Assignment 3 Cheddar Makes You Deader

Author

Shanna Dubay

Introduction

I looked into the correlation and causation of a few different sets of data points before this course. I had taken a few courses and programs designed for regression and causation analysis. I also follow David McCandless who makes wonderful visualizations that deal with these phenomenons of correlation that do not have definitive causation.

When looking into the data sets of deaths and cheese, I was able to spot a column that was a good joining column of “year”. I knew right away I would follow through with a time series since that seemed the most obvious choice.

I wanted to find similar trends that would help correlate the data sets to greater than an 80% positive connection strength. I noticed early on that mozzarella and cheddar had higher productions consistantly through the years and since we can not use mozzarella I chose to work with cheddar.

Code

library(tidyverse)
cheese <- read_csv("https://jsuleiman.com/datasets/cheese.csv")
deaths <- read_csv("https://jsuleiman.com/datasets/Injury_Mortality__United_States.csv")
filtered_out_deaths <- deaths|> filter (Sex == "Both sexes")
filtered_out_deaths <- filtered_out_deaths|> filter (filtered_out_deaths$Race == "All races")
filtered_out_deaths <- filtered_out_deaths|> filter (filtered_out_deaths$`Age group (years)` == "All Ages")
filtered_out_deaths <- filtered_out_deaths|> filter (filtered_out_deaths$`Injury mechanism` == "Cut/pierce")
filtered_out_deaths <- filtered_out_deaths|> filter (filtered_out_deaths$`Injury intent` == "All Intentions")
merged_sets <- filtered_out_deaths |>
select(Year, Deaths, `Injury intent`, `Injury mechanism`) |>
inner_join(cheese, by = c("Year" = "year"))
filtered_merged_sets <- merged_sets |>
mutate(Normalized_Deaths = (Deaths - min(Deaths, na.rm = TRUE))/
(max(Deaths, na.rm = TRUE) - min(Deaths, na.rm = TRUE)),
Normalized_Cheddar = (cheddar - min(cheddar, na.rm = TRUE))/
(max(cheddar, na.rm = TRUE) - min(cheddar, na.rm = TRUE)))
plot_data_selected_years<-filtered_merged_sets |> 
filter(Year %in% c(2001, 2006, 2008, 2009, 2010, 2016))
correlation_value <- cor(plot_data_selected_years$Normalized_Deaths, plot_data_selected_years$Normalized_Cheddar)
ggplot(plot_data_selected_years) +
geom_point(aes(x = Year, y = Normalized_Deaths, color = "Deaths"), size = 4, alpha = 0.6) +
geom_point(aes(x = Year, y = Normalized_Cheddar, color = "Cheddar Production"), size = 4, alpha = 0.6) +
geom_smooth(aes(x = Year, y = Normalized_Deaths), method = "loess", se = FALSE, color = "gold") +
geom_smooth(aes(x = Year, y = Normalized_Cheddar), method = "loess", se = FALSE, color = "darkgreen") +
scale_color_manual(values = c("Deaths" = "darkgreen", "Cheddar Production" = "gold")) +
labs(title = "Cheddar Makes You Deader!", subtitle = paste("Correlation Coefficient (r) =", round(correlation_value, 3)), x = "Year", y = "Scaled Value", color = "Legend") + theme_minimal()

Analysis and Reflections

I was able to filter out the data category by category until I pulled the data points that made the most sense for the assignment. For this visualization I chose the scatter plot with points to reflect all the places both sets of data lined up. I started with a line plot but combining a smoothing line made them very hard to read. I was able to remove years that did not line up well with the two sets and this left me with a coefficient of 93%. Finally, I went with dark green and gold colors to represent the upcoming St. Patty’s Day.

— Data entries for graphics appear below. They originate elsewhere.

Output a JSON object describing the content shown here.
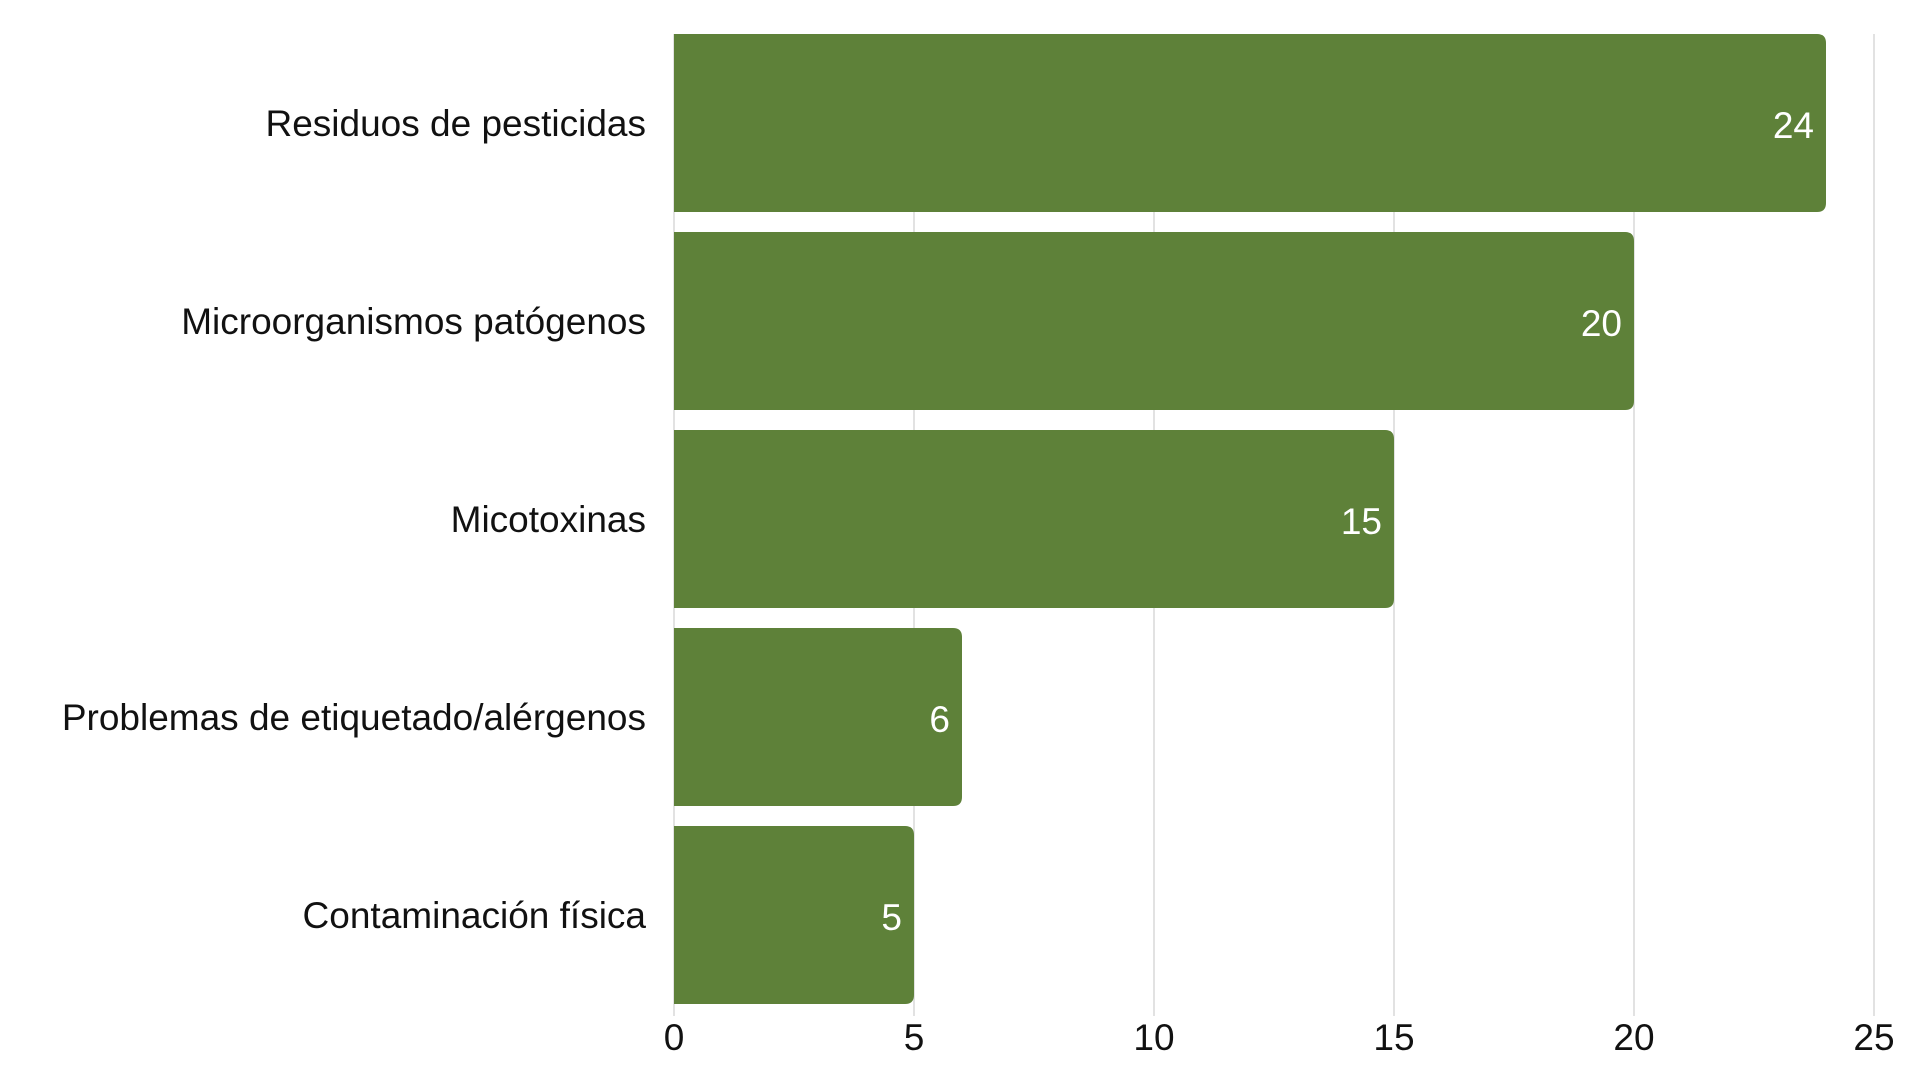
{
  "chart_data": {
    "type": "bar",
    "orientation": "horizontal",
    "categories": [
      "Residuos de pesticidas",
      "Microorganismos patógenos",
      "Micotoxinas",
      "Problemas de etiquetado/alérgenos",
      "Contaminación física"
    ],
    "values": [
      24,
      20,
      15,
      6,
      5
    ],
    "data_labels": [
      "24",
      "20",
      "15",
      "6",
      "5"
    ],
    "x_ticks": [
      "0",
      "5",
      "10",
      "15",
      "20",
      "25"
    ],
    "x_tick_values": [
      0,
      5,
      10,
      15,
      20,
      25
    ],
    "xlim": [
      0,
      25
    ],
    "title": "",
    "xlabel": "",
    "ylabel": "",
    "grid": "vertical",
    "legend": "none",
    "bar_color": "#5e8139",
    "label_color": "#ffffff",
    "grid_color": "#d9d9d9"
  }
}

The visual could easily mislead viewers to believe that during the last century the amount of deaths were clearly connected to the amount of cheddar cheese production. This visual would be spurious since there are missing data points in the years and only the mechanism of cut/pierce was used for deaths. I feel this is not an ethical choice as it is not giving all the data available to allow the viewers to make the right connections about cheddar cheese and deaths.